News Corporation Reports Digital Subscriber Growth Amid Revenue Challenges
As of March 31, 2025, The Times and Sunday Times recorded 629,000 digital subscribers, a notable increase from 582,000 during the same quarter last year. This growth reflects a broader trend in digital readership, although challenges remain in terms of overall revenue.
In contrast, the New York Post’s digital network decreased to 85 million unique users in March 2025, down from 125 million the prior year.
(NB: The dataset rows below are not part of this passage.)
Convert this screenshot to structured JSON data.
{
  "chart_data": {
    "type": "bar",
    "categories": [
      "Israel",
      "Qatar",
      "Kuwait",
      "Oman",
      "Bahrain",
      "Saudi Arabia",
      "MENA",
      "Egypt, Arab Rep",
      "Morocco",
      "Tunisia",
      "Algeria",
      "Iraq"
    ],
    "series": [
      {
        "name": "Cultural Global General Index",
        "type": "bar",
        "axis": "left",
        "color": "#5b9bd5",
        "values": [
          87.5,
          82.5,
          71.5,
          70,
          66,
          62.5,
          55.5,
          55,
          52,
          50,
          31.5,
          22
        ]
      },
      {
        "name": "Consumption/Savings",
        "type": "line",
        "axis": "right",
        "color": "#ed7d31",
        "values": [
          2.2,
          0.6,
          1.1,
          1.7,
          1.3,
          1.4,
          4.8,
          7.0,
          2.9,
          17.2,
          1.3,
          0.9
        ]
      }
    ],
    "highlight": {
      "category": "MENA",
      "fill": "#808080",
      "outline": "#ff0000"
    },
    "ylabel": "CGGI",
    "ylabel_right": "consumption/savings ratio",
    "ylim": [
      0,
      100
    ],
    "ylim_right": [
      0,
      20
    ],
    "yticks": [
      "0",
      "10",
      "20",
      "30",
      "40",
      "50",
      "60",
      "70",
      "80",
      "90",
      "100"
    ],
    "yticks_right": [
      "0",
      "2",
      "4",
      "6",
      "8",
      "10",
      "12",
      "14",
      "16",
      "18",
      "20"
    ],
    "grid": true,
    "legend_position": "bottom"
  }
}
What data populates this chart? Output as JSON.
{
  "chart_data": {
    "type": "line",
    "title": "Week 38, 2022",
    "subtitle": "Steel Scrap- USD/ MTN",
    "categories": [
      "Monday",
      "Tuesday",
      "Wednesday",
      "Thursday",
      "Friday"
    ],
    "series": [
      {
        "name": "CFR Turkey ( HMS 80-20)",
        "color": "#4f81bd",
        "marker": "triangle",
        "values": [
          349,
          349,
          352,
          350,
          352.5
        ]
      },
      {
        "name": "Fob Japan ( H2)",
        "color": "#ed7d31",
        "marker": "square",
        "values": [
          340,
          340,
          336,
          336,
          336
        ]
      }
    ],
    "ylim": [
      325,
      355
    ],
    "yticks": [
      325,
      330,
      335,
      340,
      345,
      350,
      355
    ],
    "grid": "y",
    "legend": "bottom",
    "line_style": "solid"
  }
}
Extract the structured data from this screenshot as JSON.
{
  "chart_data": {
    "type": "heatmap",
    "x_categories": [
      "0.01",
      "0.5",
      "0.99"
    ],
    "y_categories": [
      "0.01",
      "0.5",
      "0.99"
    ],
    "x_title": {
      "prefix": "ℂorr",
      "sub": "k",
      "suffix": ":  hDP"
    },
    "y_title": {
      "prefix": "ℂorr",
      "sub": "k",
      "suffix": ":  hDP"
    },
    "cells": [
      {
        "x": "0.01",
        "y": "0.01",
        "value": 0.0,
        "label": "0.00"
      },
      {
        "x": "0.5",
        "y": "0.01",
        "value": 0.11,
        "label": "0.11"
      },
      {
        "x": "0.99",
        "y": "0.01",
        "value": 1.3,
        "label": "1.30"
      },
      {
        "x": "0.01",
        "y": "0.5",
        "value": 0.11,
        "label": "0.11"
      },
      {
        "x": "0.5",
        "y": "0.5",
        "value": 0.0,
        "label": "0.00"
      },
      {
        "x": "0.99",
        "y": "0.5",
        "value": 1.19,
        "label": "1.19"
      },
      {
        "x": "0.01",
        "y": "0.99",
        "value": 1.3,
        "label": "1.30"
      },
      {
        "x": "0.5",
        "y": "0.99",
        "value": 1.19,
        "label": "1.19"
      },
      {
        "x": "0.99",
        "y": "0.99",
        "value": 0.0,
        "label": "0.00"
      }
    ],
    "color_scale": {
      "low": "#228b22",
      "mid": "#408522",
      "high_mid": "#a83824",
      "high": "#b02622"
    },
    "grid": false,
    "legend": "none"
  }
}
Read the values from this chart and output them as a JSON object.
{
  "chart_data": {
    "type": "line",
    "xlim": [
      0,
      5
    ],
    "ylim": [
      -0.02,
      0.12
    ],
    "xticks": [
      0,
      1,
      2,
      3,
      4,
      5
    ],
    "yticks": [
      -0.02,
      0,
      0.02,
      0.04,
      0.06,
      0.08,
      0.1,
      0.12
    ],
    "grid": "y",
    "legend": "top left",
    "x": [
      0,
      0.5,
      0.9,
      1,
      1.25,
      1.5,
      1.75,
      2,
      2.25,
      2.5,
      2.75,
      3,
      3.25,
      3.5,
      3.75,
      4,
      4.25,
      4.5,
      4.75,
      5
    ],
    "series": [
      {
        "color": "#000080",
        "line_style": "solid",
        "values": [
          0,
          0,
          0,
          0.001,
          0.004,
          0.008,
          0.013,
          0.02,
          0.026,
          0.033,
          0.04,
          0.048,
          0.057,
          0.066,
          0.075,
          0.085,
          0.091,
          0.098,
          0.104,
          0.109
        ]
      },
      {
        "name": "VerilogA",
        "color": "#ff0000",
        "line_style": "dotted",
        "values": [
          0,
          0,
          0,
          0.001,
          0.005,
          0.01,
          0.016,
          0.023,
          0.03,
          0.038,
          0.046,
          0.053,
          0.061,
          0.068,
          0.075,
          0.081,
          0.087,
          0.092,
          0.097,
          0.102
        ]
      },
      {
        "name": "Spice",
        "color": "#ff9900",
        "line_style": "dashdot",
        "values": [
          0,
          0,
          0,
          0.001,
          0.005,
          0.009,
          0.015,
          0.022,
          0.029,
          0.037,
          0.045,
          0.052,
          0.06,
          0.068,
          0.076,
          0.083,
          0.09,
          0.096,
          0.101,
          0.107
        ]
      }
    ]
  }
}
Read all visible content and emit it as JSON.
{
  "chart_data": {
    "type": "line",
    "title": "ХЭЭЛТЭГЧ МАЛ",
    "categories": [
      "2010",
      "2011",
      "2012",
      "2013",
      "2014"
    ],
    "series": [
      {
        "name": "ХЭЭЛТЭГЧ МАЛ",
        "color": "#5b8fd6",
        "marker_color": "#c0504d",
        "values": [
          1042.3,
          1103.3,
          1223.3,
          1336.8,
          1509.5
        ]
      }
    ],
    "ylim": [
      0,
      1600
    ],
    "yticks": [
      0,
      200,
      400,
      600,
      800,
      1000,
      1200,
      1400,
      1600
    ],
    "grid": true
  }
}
Similarly, The Sun experienced a decline, reaching 74 million global monthly unique users compared to 126 million a year earlier.
Financial Overview
News Corporation concluded the fiscal third quarter with cash and cash equivalents totaling $2.09 billion, alongside borrowings of $1.95 billion. Stockholder equity stood at $8.20 billion. These figures indicate a stable cash position, albeit amidst fluctuating digital engagement.
Zacks Rank and Other Stock Insights
Currently, News Corporation holds a Zacks Rank of #4 (Sell). In the broader sector, investors might consider better-ranked stocks such as Advance Auto Parts (AAP) with a Zacks Rank of #1 (Strong Buy), as well as Alibaba (BABA) and Canada Goose (GOOS), which both have Zacks Rank #2 (Buy).
Ahead of its first-quarter results set for May 22, Advance Auto Parts has faced a year-to-date share decline of 33.6%. Conversely, Alibaba has seen a 48.4% increase year to date, with its fourth-quarter fiscal 2025 results scheduled for May 15. Canada Goose shares have dropped 14% in the same period, with its fiscal reports due on May 21.
Conclusion
News Corporation navigates a challenging digital advertising landscape, contributing to mixed results in subscriber growth and overall financial health. As they adapt strategies, market participants should closely monitor their performance in the evolving media environment.